If the pool is outdoors, it is vital that stabiliser (also known as cyanurate and cyanuric acid) be added and maintained at 50ppm. This compound reduces chlorine destruction due to sunlight. If someone is complaining that their chlorinator is not making enough Chlorine, you will usually find that their stabiliser level is too low, hence UV light is destroying their Chlorine as soon as it enters the pool.
However, too much stabiliser will reduce the effectiveness of chlorine and can result in poor quality water so ensure stabiliser does not exceed 80ppm.
Phosphates are mostly organic matter that have the potential to feed and encourage algae growth in your swimming pool, as well as cloud your water. Algae needs sun, water, air, and a food source such as nitrates and phosphates to flourish. This is why a swimming pool can be the perfect environment for algae to bloom! High phosphate levels also use up chlorine quickly, making it even more difficult to kill the algae and keep your pool clean. You may even assume that your chlorinator is not producing enough chlorine, when in actual fact the chlorine it is producing is being consumed more rapidly than it can physically be produced. How do phosphates get into your pool? Your pool is in an open area exposed to sun, water from rain, air, dust, and food for algae that may be introduced in many ways. Phosphates are present in your landscaping and fertilizer materials, and can be introduced by wind and water run-off, by means of rain or your own garden watering efforts. The phosphates can be deposited from environmental debris that enter the pool in the form of leaves, dust and bird droppings. Ideally, you want zero phosphates in your water. In order to rid phosphates from your pool, you will need to use a chemical to remove them, such as a Lanthanum based product. Along with using a phosphate remover, you need to remove debris such as leaves, sticks, and bugs on a regular basis. Emptying out skimmer baskets on regularly will also get rid of the debris quicker. It will also improve the water circulation.
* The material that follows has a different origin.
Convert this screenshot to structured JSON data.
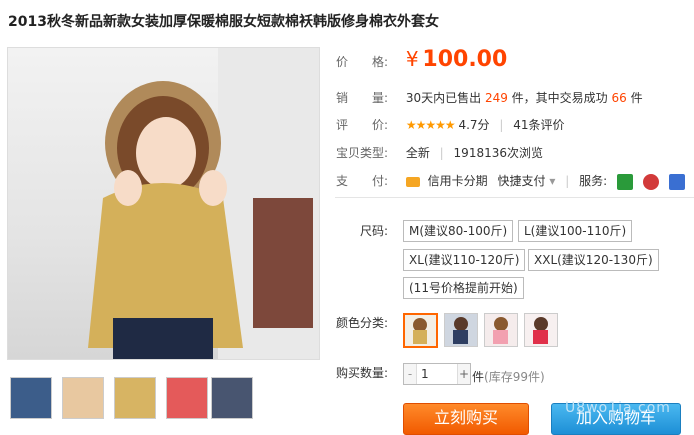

Calcium Hardness is the measure of the amount of Calcium present in your pool water.
*High Calcium hardness can make your water cloudy, and lead to calcium build up on your salt cell and pool surfaces. It may even result in Calcium flakes in your pool.
*There are products available to keep your Calcium in solution (liquid form), which can be added every 3 months to prevent the effects of high Calcium.
*Low Calcium hardness can result in your water feeling slimy, damage metal fittings and cause staining on pool surfaces.
*The above information is as a general guide only. Your water parameters may vary depending on your pool sanitation system and type of pool you have. Be sure to check with your local qualified pool store. It always pays to take a photo of your system to show your pool store so they can advise accurately.